Moreover, it was not even known that he was contagious. Treatment with propolis with oil, meoma, birch juice and so on will not hurt, if there are no restrictions - diabetes, for example, however, they have no effect on the disease. The impact of such drugs is based on the support of immunity, and this makes sense only after the destruction of the focus of the disease.
When referring to stage 1-2 of the disease - tuberculosis of the renal parenchyma, a complete cure is possible. However, the course of treatment can last longer. It is believed that only after 2-3 years of treatment and follow-up, one can guarantee complete recovery. The control test here is the absence of changes in the analysis of urine for 3 years.

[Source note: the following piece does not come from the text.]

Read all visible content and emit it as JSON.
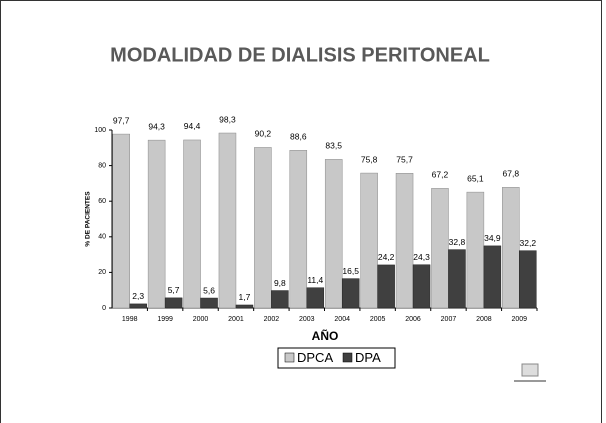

At the same time, the forecast is affected not only by compliance with the prescriptions of the doctor, but also diet, and the regime of life. It is necessary to comply with dietary table number 11, but with a restriction on the number of soups and gravies.
The prognosis after surgery depends largely on the severity of the lesions and the general condition of the patient. However, in this case it is generally favorable.
Renal nephrotuberculosis is a slowly developing infectious disease that is transmitted through the blood and urine of the patient. With a timely and even late referral to the doctor, the chances of a complete cure are very high.